Fried Chicken, Globalization, and Good Old American Racism

So, it’s pretty easy, when you’re a Company Selling Fried Chicken (KFC) in a Racist Country (USA) to hit the racism mark when exporting that unique slice of American industrial food culture abroad.

A friend via Facebook provides some interesting context to the Aussie ad:

There’s no cultural explanation for the Korean ad, it looks pretty racist. But the Australian one requires a cultural perspective to fully understand. This is how some Aussies explained the ad to me:

A uniformed fan of a well known Aussie sports team sits in the midst of the west indies fans who’ve had a long rivalry with the Aussies -and from what I hear the appearance of the west indies fans is pretty accurate for the stands at their games (drums and everything). The uniforms are easily recognizable to Aussies and to the West Indians.

So, imagine a Ducks fan in full regalia sitting in the midst of Beavers fans at a ‘civil war’ game. Sounds like a pretty ‘awkward situation.’ Now imagine that the Beavers fans come from an area where just about everyone has dark skin…

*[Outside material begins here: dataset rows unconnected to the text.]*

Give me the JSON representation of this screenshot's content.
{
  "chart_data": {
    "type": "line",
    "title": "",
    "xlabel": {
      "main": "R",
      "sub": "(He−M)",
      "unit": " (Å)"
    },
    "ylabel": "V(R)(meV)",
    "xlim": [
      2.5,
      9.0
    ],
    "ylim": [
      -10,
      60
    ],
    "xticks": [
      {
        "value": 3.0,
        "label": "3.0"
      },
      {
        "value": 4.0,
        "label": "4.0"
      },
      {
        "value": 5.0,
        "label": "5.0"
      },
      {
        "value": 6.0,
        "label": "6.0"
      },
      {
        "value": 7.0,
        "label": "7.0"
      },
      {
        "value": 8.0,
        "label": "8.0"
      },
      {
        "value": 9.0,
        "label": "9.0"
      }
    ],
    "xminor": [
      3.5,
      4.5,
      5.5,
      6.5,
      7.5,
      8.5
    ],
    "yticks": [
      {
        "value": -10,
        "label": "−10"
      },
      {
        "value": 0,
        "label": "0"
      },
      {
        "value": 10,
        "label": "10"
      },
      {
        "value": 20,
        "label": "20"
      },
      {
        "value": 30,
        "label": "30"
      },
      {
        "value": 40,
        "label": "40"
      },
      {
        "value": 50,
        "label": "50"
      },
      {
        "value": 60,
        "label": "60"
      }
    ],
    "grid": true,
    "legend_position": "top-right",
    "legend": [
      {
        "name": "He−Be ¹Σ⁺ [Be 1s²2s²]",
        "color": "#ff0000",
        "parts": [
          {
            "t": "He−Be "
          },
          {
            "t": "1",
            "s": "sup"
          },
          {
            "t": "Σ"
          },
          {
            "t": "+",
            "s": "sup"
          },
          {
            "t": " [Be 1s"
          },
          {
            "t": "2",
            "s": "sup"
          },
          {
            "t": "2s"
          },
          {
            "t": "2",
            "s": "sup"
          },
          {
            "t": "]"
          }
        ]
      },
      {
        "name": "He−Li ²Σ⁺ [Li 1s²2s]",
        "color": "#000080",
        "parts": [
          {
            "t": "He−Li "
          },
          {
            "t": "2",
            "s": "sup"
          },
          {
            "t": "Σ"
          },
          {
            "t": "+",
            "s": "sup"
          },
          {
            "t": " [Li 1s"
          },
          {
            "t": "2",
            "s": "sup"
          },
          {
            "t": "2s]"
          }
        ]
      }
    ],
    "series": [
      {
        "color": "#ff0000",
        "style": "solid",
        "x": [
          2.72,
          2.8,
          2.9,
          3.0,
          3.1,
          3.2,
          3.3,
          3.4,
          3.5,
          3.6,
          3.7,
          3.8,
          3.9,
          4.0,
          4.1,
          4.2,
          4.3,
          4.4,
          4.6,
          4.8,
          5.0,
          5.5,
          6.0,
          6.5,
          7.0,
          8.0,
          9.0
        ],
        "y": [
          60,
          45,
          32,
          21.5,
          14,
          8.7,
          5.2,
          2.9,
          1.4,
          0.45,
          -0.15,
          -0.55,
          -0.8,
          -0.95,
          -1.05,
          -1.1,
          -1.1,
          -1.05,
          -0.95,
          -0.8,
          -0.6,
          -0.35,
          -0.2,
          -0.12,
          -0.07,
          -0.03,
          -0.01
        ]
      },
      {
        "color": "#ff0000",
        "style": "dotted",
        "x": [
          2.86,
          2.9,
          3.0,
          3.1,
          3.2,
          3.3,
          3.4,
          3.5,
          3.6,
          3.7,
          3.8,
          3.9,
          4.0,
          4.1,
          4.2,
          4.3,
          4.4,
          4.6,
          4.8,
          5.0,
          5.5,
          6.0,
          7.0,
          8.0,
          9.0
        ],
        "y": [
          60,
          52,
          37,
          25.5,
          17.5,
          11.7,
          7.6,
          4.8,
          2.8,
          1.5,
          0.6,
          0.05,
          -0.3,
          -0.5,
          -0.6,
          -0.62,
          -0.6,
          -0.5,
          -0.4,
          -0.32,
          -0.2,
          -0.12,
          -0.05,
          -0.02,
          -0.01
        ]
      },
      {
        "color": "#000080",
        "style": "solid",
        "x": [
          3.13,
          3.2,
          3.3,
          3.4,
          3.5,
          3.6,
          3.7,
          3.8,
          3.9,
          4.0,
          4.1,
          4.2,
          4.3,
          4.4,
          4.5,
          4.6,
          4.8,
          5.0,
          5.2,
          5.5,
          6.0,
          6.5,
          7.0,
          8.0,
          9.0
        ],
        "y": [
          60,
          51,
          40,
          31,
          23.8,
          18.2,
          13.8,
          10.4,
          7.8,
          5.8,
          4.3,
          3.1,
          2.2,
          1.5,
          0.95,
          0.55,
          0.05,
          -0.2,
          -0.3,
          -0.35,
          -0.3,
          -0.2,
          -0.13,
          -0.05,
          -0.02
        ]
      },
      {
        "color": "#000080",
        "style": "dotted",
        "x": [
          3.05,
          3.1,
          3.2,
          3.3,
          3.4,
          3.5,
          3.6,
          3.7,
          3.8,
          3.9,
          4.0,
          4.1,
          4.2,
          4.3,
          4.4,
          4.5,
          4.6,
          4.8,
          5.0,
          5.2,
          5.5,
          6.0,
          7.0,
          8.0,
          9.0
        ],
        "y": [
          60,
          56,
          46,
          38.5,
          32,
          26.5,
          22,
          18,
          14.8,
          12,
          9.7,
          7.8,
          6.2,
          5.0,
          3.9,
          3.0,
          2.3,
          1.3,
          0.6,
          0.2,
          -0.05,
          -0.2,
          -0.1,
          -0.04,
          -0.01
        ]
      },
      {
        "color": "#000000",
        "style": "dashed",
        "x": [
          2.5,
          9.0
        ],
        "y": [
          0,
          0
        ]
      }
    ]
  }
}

I still wonder about that argument, “Australians, Koreans and West Indians have never subscribed to the stereotype, dismissing it as an American social phenomenon.” That smacks of BS. The only thing I’ve seen from white int’ls being removed from American brand of racist experience is more casual use of the “N” word and thoughtless subscription to really atrocious racial stereotypes.

Just because something is racially decontextualized and sent abroad where race relations differ doesn’t mean it doesn’t reinforce racism. To the contrary, it’s pretty easy to make new racists when you’re dealing with a blank slate. Programming people for racial sensitivity may be difficult, but a lot easier than deprogramming internalized racism, wrapped in so many defense mechanisms around racial privilege, etc. In other words, at least for the Koreans, by letting that ad air, they HAVE subscribed to the stereotype.

The ads seem to be an attempt to be culturally clever or sensitive. But in globalized world where KFC is based in — and trying to export another (horrible) slice of — American culture (industrial fast “food”), I’d argue that it’s KFC that is exporting US racism, which is just interpreted differently in different parts of the world. The people who see no problem with it are racially privileged people with no direct experience on the issue. These defenders of ignorance exist everywhere — at home and abroad.

This is how white washing works, after all: disembed and decontextualize the stereotype from its atrocious historical and cultural context, revise it a little, then rebrand and export as an innocuous concept. When it comes back around to the original context, you’ve now got an army of insensitive pawns of racism innocently brimming with racial stereotypes.

Another point is that racism exists EVERYWHERE. Sure, it has its unique brands (and apologists), but I would honestly be surprised if the aformentioned “team rivalry” my friend spoke of didn’t include some pretty nasty racial baggage with it. What with the global triangular trade — I mean slave trade — and all.

In other words, we got the white Aussie explanation. What do the people of West Indies think about it? Esp. given their history as slaves for white Europeans and their American descendants.

And about that, what if their opinion is, “naa, we’re cool?” Isn’t it still white responsibility to have a little racial sensitivity?